Yg lbh berbahaya lagi jika sikap ini diikuti dg membawa tongkat pemukul, yg bukan terbuat dr besi atau kayu melainkan berupa tuduhan seperti bid’ah , kufur, sesat, dsb. Kita berlindung kepada ALLAH SWT dari yg demikian...

2. Mewajibkan kepada manusia sesuatu yg tidak diwajibkan ALLAH SWT atas mereka.

Tidak ada larangan bagi seseorang untuk mewajibkan untuk dirinya ttg suatu pendapat sepanjang bedasarkan dalil, tetapi syariat tidak dpt menerima jika ia lalu mewajibkannya juga kepada orang lain, karena kemampuan dan keinginan ummat berbeda2, bukankah ALLAH SWT berfirman ttg sifat Nabi SAW : “...menghalalkan segala yg baik bagi mereka mengharamkan segala yg buruk, serta membuang beban2 berat dan melepaskan belenggu yg ada pd diri mereka” (QS al-A’raaf:157).

Contoh dlam hal ini adalah: mewajibkan adanya hukum niqob atau cadar.
Ada sebagian akhwat yg mengatakan cadar itu wajib, shingga dia menganggap muslimah yg sudah berbusana syari tetaplah berdosa jika tidak bercadar.
Ini adalah salah satu sikap ghuluw dalam beragama. di dalam nash quran maupun sunnah tidak ada satupun dalil yg mewajibkan pemakaian cadar. dalil tentang pkaian syari bagi muslimah hanyalah surat An nuur 31 dan Al azhab 59 serta bebrapa hadist nabi.

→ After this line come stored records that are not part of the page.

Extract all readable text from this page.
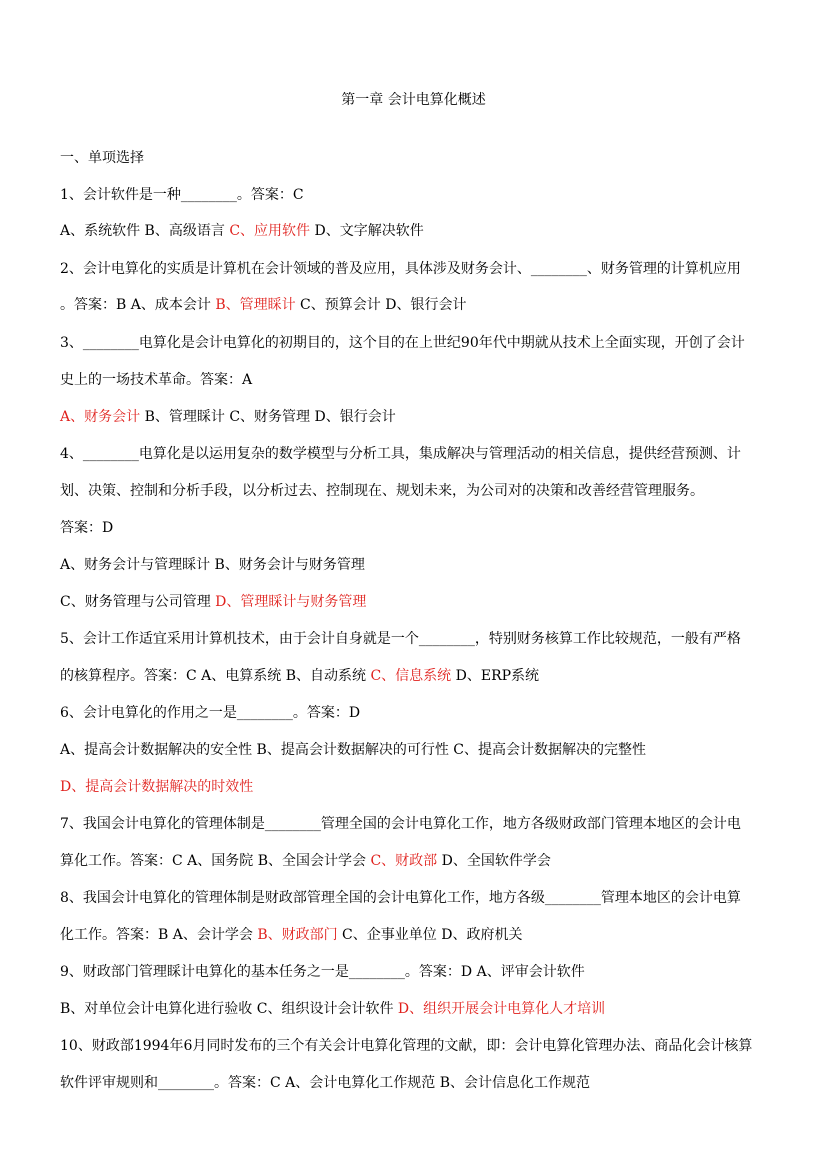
第一章 会计电算化概述
一、单项选择
1、会计软件是一种________。答案：C
A、系统软件 B、高级语言 C、应用软件 D、文字解决软件
2、会计电算化的实质是计算机在会计领域的普及应用，具体涉及财务会计、________、财务管理的计算机应用
。答案：B A、成本会计 B、管理睬计 C、预算会计 D、银行会计
3、________电算化是会计电算化的初期目的，这个目的在上世纪90年代中期就从技术上全面实现，开创了会计
史上的一场技术革命。答案：A
A、财务会计 B、管理睬计 C、财务管理 D、银行会计
4、________电算化是以运用复杂的数学模型与分析工具，集成解决与管理活动的相关信息，提供经营预测、计
划、决策、控制和分析手段，以分析过去、控制现在、规划未来，为公司对的决策和改善经营管理服务。
答案：D
A、财务会计与管理睬计 B、财务会计与财务管理
C、财务管理与公司管理 D、管理睬计与财务管理
5、会计工作适宜采用计算机技术，由于会计自身就是一个________，特别财务核算工作比较规范，一般有严格
的核算程序。答案：C A、电算系统 B、自动系统 C、信息系统 D、ERP系统
6、会计电算化的作用之一是________。答案：D
A、提高会计数据解决的安全性 B、提高会计数据解决的可行性 C、提高会计数据解决的完整性
D、提高会计数据解决的时效性
7、我国会计电算化的管理体制是________管理全国的会计电算化工作，地方各级财政部门管理本地区的会计电
算化工作。答案：C A、国务院 B、全国会计学会 C、财政部 D、全国软件学会
8、我国会计电算化的管理体制是财政部管理全国的会计电算化工作，地方各级________管理本地区的会计电算
化工作。答案：B A、会计学会 B、财政部门 C、企事业单位 D、政府机关
9、财政部门管理睬计电算化的基本任务之一是________。答案：D A、评审会计软件
B、对单位会计电算化进行验收 C、组织设计会计软件 D、组织开展会计电算化人才培训
10、财政部1994年6月同时发布的三个有关会计电算化管理的文献，即：会计电算化管理办法、商品化会计核算
软件评审规则和________。答案：C A、会计电算化工作规范 B、会计信息化工作规范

Adapun pemakaian cadar jika itu ia wajibkan utk dirinya sendiri atau anggota jamaahnya maka tak mengapa, tapi jangan sampai hal itu menjadikan sikap ghuluw dgn menyalahkan saudari-saudarinya yg sudah berhijab lalu dikatakan berdosa krn tidak bercadar.

3. Selalu memperberat saat ada kesempatan untuk memilih.

Seperti memperlakukan negara bukan Islam sebagai negara Islam, atau memperlakukan aturan Islam secara ketat bagi semua kaum muslimin tanpa melihat tingkat keimanan dan pengetahuan mereka ttng Islam. Hendaknya pendekatan fikih dakwah digunakan saat mensikapi dan menyampaikan dakwah, yaitu memusatkan pd hal2 yg ‘ushul’ (pokok, dasar) dlm agama, dan pendekatan fiqh dakwah ini merupakan ketetapan sunnah Nabi SAW, sebagaimana pesan Nabi saat mengutus Mu’adz untuk berdakwah ke Yaman (HR Bukhari Muslim).

Seperti sikap bersikeras melarang duduk di atas kursi dg alasan hal tsb bukan sunnah Nabi SAW, melarang wanita berbicara dlm diskusi karena takut terkena fitnah, melarang menggunakan celana karena merupakan cara orang Barat, mewajibkan memakai gamis dan tidak boleh dgn rok panjang dan baju lengan panjang, dsb.

4. Mudah Memvonis Sesat dan Mengkafirkan.

Padahal ALLAH SWT menyebutkan dlm al-Qur’an : “Serulah manusia kepada jalan RABB-mu dg hikmah dan pelajaran yg baik. Dan bantahlah mereka dg cara yg lebih baik” (QS an-Nahl:125).

Dlm ayat yg lain disebutkan : “Maka karena rahmat ALLAH kepadamu maka kamu bersikap lemah-lembut kepada mereka, dan jika sekiranya kamu bersikap keras dan berhati kasar maka mereka akan lari dr sekelilingmu” (QS ali-Imran:153).

Bahkan kepada Fir’aun saja untuk dakwah pertamanya ALLAH SWT memerintahkan Musa as untk bersikap lembut : “Pergilah kamu berdua kepada Fir’aun sesungguhnya ia telah durhaka. Bicaralah kamu berdua kepadanya dg lembut, mudah2 an ia menjadi ingat dan takut” (QS Thaha:43-44).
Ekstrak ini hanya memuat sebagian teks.